02 Jun 2016
Saltbush is a program that has been running for the last three years at The Forest High School. It originally began at Ryde Secondary College and was built around the premise of students and staff from a city school and the remote school at Bourke, exchanging visits in very different communities and schools.
The Forest High students who participated left Sydney on Tuesday 17th May and returned on Saturday 21st May travelling by train to Dubbo and then coach to Bourke. Bourke is a long way from Sydney, almost to the North West corner of NSW, close to the Queensland border. The school has less than 160 students with a large proportion of these students being of Aboriginal background. Many of the city students attending have never been further west than the Blue Mountains, so experiencing a very different landscape is a new experience in itself.
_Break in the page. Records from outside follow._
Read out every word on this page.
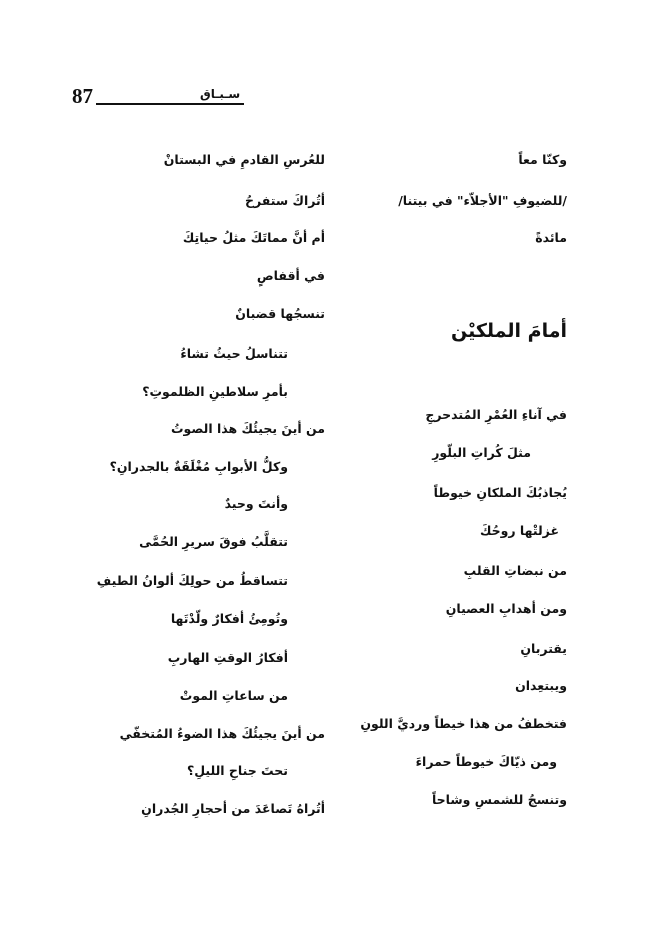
87	سـبـاق
وكنّا معاً
/للضيوفِ "الأجلاّء" في بيتنا/
مائدةً
أمامَ الملكيْن
في آناءِ العُمْرِ المُتدحرجِ
مثلَ كُراتِ البلّورِ
يُجاذبُكَ الملكانِ خيوطاً
غزلتْها روحُكَ
من نبضاتِ القلبِ
ومن أهدابِ العصيانِ
يقتربانِ
ويبتعِدان
فتخطفُ من هذا خيطاً ورديَّ اللونِ
ومن ذيّاكَ خيوطاً حمراءَ
وتنسجُ للشمسِ وشاحاً
للعُرسِ القادمِ في البستانْ
أتُراكَ ستفرحُ
أم أنَّ مماتَكَ مثلُ حياتِكَ
في أقفاصٍ
تنسجُها قضبانٌ
تتناسلُ حيثُ تشاءُ
بأمرِ سلاطينِ الظلموتِ؟
من أينَ يجيئُكَ هذا الصوتُ
وكلُّ الأبوابِ مُغْلَقَةٌ بالجدرانِ؟
وأنتَ وحيدٌ
تتقلَّبُ فوقَ سريرِ الحُمَّى
تتساقطُ من حولِكَ ألوانُ الطيفِ
وتُومِئُ أفكارٌ ولّدْتَها
أفكارُ الوقتِ الهاربِ
من ساعاتِ الموتْ
من أينَ يجيئُكَ هذا الضوءُ المُتخفّي
تحتَ جناحِ الليلِ؟
أتُراهُ تَصاعَدَ من أحجارِ الجُدرانِ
When at Bourke High School, our students were allocated classes to attend, and this year the groups experienced smaller classes, different learning strategies and organisation, and got to know students from the school. They also attended sport and school assembly. They were taken on a trip to Mt Oxley to view a magnificent sunset and on Friday visited Missy at Gundabooka National Park who is a person of the stone country and was able to engage the students in stories from the past and talk abut how past cultures sustained themselves in this rugged environment. The students also viewed ancient rock art said to be 40,000 years old. Teachers participated in all of the activities and were also allocated to classes to work with the Bourke students and learn about a very different community and how it functions.
Bourke High School teachers and students will come on a return visit to our school in early August, where they will attend classes and be involved in a tour of Macquarie University. For these students it may be the first time they have experienced a large school community as well as a university campus.